As for the rest of the community, “they have no idea what they’re going to do for the holidays,” Seymour said.

“We are looking at families that have to find someplace else to get together. They can’t have their usual turkey dinners, and I don’t know how they’re working that out … They may be eating something cold by candlelight.”

Though the largest First Nations band in B.C. has been hit hard, Seymour said community members with power — just under half of the population of 5,000, he estimates — are opening their doors for people in need of a hot shower, a stove or even filtered water. Roughly 35 households are struggling to access clean water.

But his biggest concern is for elders with mobility issues, given that they’re not expecting power to be back on until the new year. Seymour spent Monday morning phoning around to ensure there’s plenty of dry wood to burn on their wood stoves.

BC Hydro reported there were roughly 20,000 British Columbians without power as of late Monday morning. A large number are on Vancouver Island including the Cowichan Valley and Galiano Island, said Tanya Fish, the Crown corporation’s spokesperson.

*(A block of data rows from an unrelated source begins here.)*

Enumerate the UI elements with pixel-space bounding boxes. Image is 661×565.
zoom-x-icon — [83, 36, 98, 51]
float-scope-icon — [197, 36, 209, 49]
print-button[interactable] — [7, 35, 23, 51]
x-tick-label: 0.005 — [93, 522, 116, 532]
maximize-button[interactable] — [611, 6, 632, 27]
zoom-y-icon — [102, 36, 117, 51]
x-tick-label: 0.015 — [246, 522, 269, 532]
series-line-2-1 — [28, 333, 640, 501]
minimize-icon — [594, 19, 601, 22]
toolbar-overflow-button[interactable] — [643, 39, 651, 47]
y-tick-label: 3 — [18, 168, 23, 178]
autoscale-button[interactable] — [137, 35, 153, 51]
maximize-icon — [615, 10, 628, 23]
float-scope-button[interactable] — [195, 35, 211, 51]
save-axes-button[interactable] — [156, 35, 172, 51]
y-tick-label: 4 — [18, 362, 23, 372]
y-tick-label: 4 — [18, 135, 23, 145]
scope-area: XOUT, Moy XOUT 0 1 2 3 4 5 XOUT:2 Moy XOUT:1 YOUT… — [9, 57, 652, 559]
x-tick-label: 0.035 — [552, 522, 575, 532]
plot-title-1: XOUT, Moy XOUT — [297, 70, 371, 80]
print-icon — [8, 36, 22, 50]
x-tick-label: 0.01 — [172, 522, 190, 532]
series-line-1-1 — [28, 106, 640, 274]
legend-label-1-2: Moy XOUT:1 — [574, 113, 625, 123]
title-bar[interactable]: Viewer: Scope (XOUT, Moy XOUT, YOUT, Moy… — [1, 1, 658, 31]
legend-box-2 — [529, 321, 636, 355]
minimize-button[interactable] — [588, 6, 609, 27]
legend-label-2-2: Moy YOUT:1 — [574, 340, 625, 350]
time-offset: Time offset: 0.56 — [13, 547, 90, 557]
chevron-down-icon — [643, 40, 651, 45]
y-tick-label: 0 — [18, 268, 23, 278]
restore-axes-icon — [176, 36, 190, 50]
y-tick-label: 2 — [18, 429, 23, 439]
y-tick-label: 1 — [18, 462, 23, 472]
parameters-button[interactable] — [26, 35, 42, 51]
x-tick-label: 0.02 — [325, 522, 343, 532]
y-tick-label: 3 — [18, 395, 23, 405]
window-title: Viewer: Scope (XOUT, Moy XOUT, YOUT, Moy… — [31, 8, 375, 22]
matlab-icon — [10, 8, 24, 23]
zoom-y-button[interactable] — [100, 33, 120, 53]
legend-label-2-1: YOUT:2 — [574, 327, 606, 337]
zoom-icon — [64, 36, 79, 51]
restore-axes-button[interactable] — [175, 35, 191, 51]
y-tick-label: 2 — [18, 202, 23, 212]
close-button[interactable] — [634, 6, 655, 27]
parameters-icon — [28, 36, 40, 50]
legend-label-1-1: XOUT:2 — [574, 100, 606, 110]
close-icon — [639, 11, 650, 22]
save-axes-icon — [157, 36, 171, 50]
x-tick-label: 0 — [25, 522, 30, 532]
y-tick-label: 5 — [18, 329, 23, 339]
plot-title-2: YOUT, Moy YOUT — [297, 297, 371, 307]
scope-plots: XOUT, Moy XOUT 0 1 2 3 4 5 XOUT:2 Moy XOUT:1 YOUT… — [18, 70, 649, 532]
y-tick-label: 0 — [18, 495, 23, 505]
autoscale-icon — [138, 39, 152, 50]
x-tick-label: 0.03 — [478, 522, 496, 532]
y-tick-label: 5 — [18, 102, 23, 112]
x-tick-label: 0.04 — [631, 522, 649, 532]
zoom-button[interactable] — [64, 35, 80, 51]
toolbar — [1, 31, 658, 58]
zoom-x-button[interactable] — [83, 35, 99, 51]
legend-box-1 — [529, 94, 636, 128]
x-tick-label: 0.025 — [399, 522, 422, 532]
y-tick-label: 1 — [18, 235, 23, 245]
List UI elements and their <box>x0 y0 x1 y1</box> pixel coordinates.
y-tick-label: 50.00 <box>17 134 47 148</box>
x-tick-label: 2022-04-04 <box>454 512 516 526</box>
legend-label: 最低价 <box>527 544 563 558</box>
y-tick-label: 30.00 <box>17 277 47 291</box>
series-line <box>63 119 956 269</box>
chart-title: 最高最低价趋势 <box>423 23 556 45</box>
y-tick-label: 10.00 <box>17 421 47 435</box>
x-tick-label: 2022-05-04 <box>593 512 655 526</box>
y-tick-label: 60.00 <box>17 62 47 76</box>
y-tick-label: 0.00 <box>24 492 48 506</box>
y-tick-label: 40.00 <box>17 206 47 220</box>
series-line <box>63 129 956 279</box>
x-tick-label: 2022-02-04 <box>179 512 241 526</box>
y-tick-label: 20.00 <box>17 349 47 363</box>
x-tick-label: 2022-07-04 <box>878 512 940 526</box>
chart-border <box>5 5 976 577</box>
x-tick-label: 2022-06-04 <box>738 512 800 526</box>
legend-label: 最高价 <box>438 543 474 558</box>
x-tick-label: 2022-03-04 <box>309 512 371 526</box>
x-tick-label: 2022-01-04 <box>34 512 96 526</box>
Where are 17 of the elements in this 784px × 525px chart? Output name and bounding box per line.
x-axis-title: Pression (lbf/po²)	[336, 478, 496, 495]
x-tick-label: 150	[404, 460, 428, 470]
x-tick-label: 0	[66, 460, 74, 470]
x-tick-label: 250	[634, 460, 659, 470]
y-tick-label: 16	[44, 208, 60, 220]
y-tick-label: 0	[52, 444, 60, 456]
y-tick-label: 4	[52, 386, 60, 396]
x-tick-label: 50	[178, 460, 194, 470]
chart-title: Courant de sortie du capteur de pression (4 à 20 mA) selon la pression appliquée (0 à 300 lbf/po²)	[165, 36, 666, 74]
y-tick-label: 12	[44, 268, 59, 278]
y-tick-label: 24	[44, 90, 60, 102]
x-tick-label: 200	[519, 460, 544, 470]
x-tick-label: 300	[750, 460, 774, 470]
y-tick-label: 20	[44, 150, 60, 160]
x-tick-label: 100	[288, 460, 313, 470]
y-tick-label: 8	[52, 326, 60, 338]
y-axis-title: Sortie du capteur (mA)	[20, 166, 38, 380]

Repair crews have been working 24-7 in the face of hundreds of downed power lines and trees. The Ministry of Transportation has been assisting with cleanup.

But the most affected areas will be without power on Christmas Day, Fish noted.

“Customers in these areas have been really amazing. They’re bringing coffee, hot chocolate and food out to crews to show their appreciation,” Fish said.

Meanwhile, on Galiano Island, several residents told StarMetro that their cellphones have been their “life blood.”

When the power went out Thursday, resident Tobi Elliot said, the community naturally stepped up to help one another. She spoke to StarMetro for 10 minutes on her way to deliver drinking water on Sunday as her cellphone dwindled to one per cent battery life and died.

Locals immediately “grabbed their own chainsaws” and started clearing trees from roadways, she explained. Since debit and credit machines were down, people were sharing cash for essentials such as gas. Others were delivering jugs of fuel for those who needed gas. Clean water was also a commodity, as it was completely sold out by Saturday.

Then late Sunday night, six boats came loose from their moorings and proceeded to thrash violently in the water. One Galiano resident, who lives on a houseboat in the harbour, spent the night unhooking boats and fending others off.

“He and other people worked through the night to make sure there was minimal damage to the boats. He saved three, and three were beached,” Elliot said on Monday morning.

The town prepares an annual “spirit feast” on Christmas Day that serves roughly 250 people. But the community hall is located on the south end of the island, without generators or heat. Elliot said the dinner was almost cancelled.

“Everybody’s families are arriving today, and we’ve all been wondering how to cook a turkey dinner when you have no power,” she said.

But organizers and volunteers decided “we need to do it this year, more than ever.” They’ll be serving hot turkey sandwiches, cider, coffee, tea and cookies — all made in a propane-powered commons kitchen.

While speaking to StarMetro by phone Monday morning, Elliot said power was starting to go back on around the town centre. She was hopeful she would get a chance to bake some sockeye salmon, which is thawed completely after more than 72 hours without power.

“I’d already accepted Christmas would be a lot different this year,” she said. “We are potentially cut off from services in cities. You learn to look after yourself and your neighbours.”

BC Hydro will continue to update its website with outage repairs.